Em julho, as representantes afirmaram que o Google pagava aproximadamente US$ 16.794 milhões (cerca de R$ 84,3 milhões na cotação atual) a menos por ano do que "o homem em situação semelhante". A citação foi feita com base em na análise de um economista da Universidade da Califórnia, David Neumark.

O grupo alega violações da Lei de Igualdade Salarial da Califórnia e pede US$ 600 milhões (algo como R$ 3 bilhões) em indenização. 

Segundo a advogada, o próximo passo é levar o caso a julgamento em 2022. 

O que diz o Google

Em comunicado, o Google afirmou que conduziu uma análise nos últimos oito anos para garantir a justiça na distribuição de bônus, salários e prêmios em ações. “Se encontrarmos quaisquer diferenças no pagamento proposto, incluindo entre homens e mulheres, fazemos ajustes para cima para removê-los antes que a nova compensação entre em vigor”, afirmou a companhia. 

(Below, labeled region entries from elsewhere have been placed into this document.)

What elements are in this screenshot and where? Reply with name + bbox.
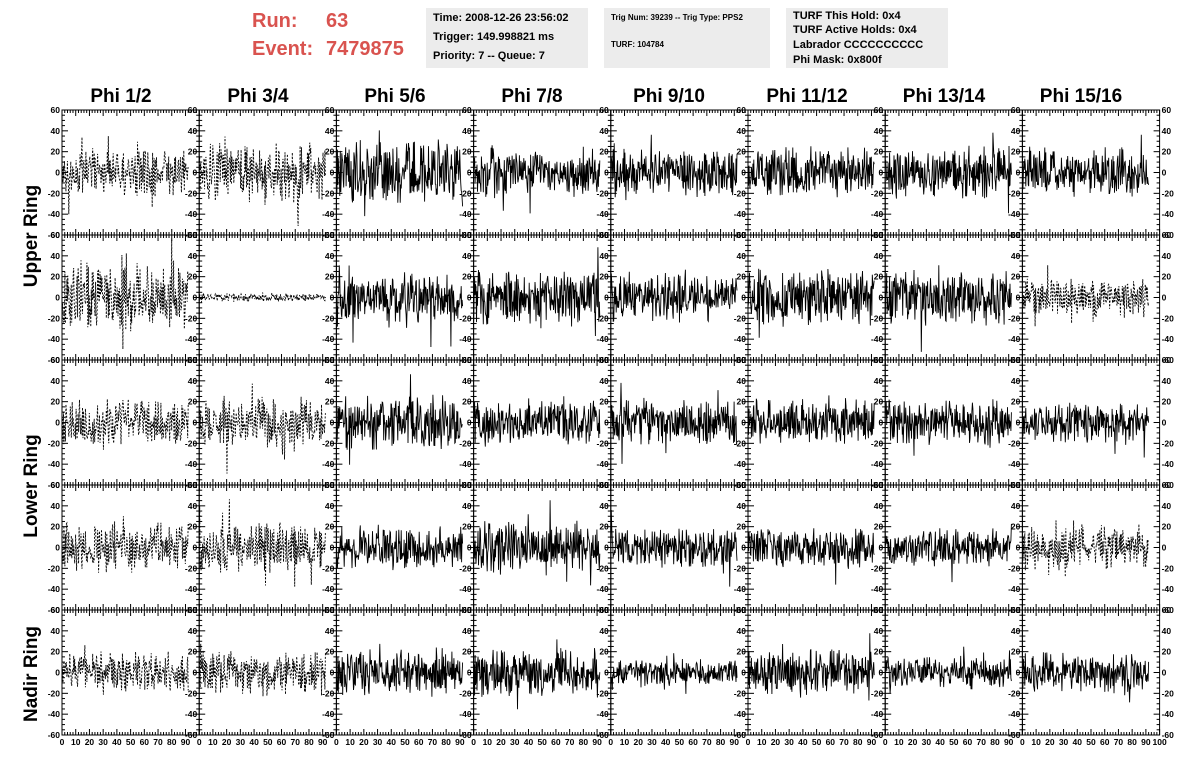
turf-text: TURF: 104784 xyxy=(611,40,664,49)
event-line: Event: 7479875 xyxy=(252,38,404,61)
panel-frame xyxy=(61,234,200,361)
waveform-line-solid xyxy=(335,130,464,217)
waveform-line-solid xyxy=(473,145,601,214)
phi-mask-text: Phi Mask: 0x800f xyxy=(793,54,882,66)
column-header-phi-3-4: Phi 3/4 xyxy=(227,86,289,107)
waveform-line-solid xyxy=(884,399,1012,456)
panel-frame xyxy=(198,484,337,611)
event-label: Event: xyxy=(252,38,314,60)
waveform-line-solid xyxy=(610,382,738,464)
waveform-line-solid xyxy=(747,146,875,198)
column-header-phi-15-16: Phi 15/16 xyxy=(1039,86,1123,107)
run-event-block: Run: 63 Event: 7479875 xyxy=(252,8,422,66)
waveform-line-solid xyxy=(610,269,738,323)
panel-frame xyxy=(61,609,200,736)
run-label: Run: xyxy=(252,10,298,32)
waveform-line-dotted xyxy=(1021,265,1150,327)
waveform-line-dotted xyxy=(198,292,326,303)
waveform-line-solid xyxy=(610,134,738,201)
waveform-line-dotted xyxy=(198,136,326,227)
waveform-line-solid xyxy=(884,132,1012,214)
time-info-box: Time: 2008-12-26 23:56:02 Trigger: 149.9… xyxy=(426,8,588,68)
waveform-line-solid xyxy=(335,265,464,348)
waveform-line-solid xyxy=(335,374,463,465)
waveform-line-dotted xyxy=(61,136,189,215)
waveform-line-solid xyxy=(473,500,601,586)
turf-active-holds: TURF Active Holds: 0x4 xyxy=(793,24,917,36)
run-value: 63 xyxy=(326,10,349,32)
labrador-text: Labrador CCCCCCCCCC xyxy=(793,39,924,51)
waveform-line-solid xyxy=(473,247,601,337)
turf-this-hold: TURF This Hold: 0x4 xyxy=(793,10,901,22)
waveform-line-solid xyxy=(1021,402,1150,458)
waveform-line-dotted xyxy=(1021,520,1150,577)
column-header-phi-13-14: Phi 13/14 xyxy=(902,86,986,107)
waveform-line-solid xyxy=(747,268,875,338)
panel-frame xyxy=(1021,484,1161,611)
column-header-phi-9-10: Phi 9/10 xyxy=(633,86,705,107)
turf-info-box: TURF This Hold: 0x4 TURF Active Holds: 0… xyxy=(786,8,948,68)
trigger-info-box: Trig Num: 39239 -- Trig Type: PPS2 TURF:… xyxy=(604,8,770,68)
waveform-line-dotted xyxy=(198,499,326,587)
waveform-line-dotted xyxy=(61,399,189,450)
waveform-line-solid xyxy=(884,265,1012,352)
priority-text: Priority: 7 -- Queue: 7 xyxy=(433,50,545,62)
waveform-line-dotted xyxy=(198,383,326,474)
time-text: Time: 2008-12-26 23:56:02 xyxy=(433,12,569,24)
waveform-line-solid xyxy=(473,396,601,447)
waveform-line-dotted xyxy=(61,239,189,350)
waveform-line-solid xyxy=(610,509,738,587)
column-header-phi-7-8: Phi 7/8 xyxy=(501,86,563,107)
event-value: 7479875 xyxy=(326,38,404,60)
trigger-text: Trigger: 149.998821 ms xyxy=(433,31,555,43)
column-header-phi-11-12: Phi 11/12 xyxy=(766,86,848,107)
run-line: Run: 63 xyxy=(252,10,348,33)
waveform-line-solid xyxy=(1021,134,1150,197)
column-header-phi-1-2: Phi 1/2 xyxy=(90,86,152,107)
waveform-line-solid xyxy=(747,528,875,585)
waveform-line-solid xyxy=(884,523,1012,583)
waveform-line-solid xyxy=(335,524,464,571)
column-header-phi-5-6: Phi 5/6 xyxy=(364,86,426,107)
waveform-line-dotted xyxy=(61,516,189,573)
trig-num-text: Trig Num: 39239 -- Trig Type: PPS2 xyxy=(611,13,743,22)
waveform-line-solid xyxy=(747,395,875,444)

Apesar de dizer que 2,352 funcionários receberam mais "em quase todas as categorias demográficas", a companhia de tecnologia pagou US$ 2,6 milhões (R$ 13 milhões) depois de uma alegação do Departamento do Trabalho dos Estados Unidos. O órgão dizia que o Google pagava mal engenheiras de software discriminava asiáticos que se candidatam a vagas na empresa.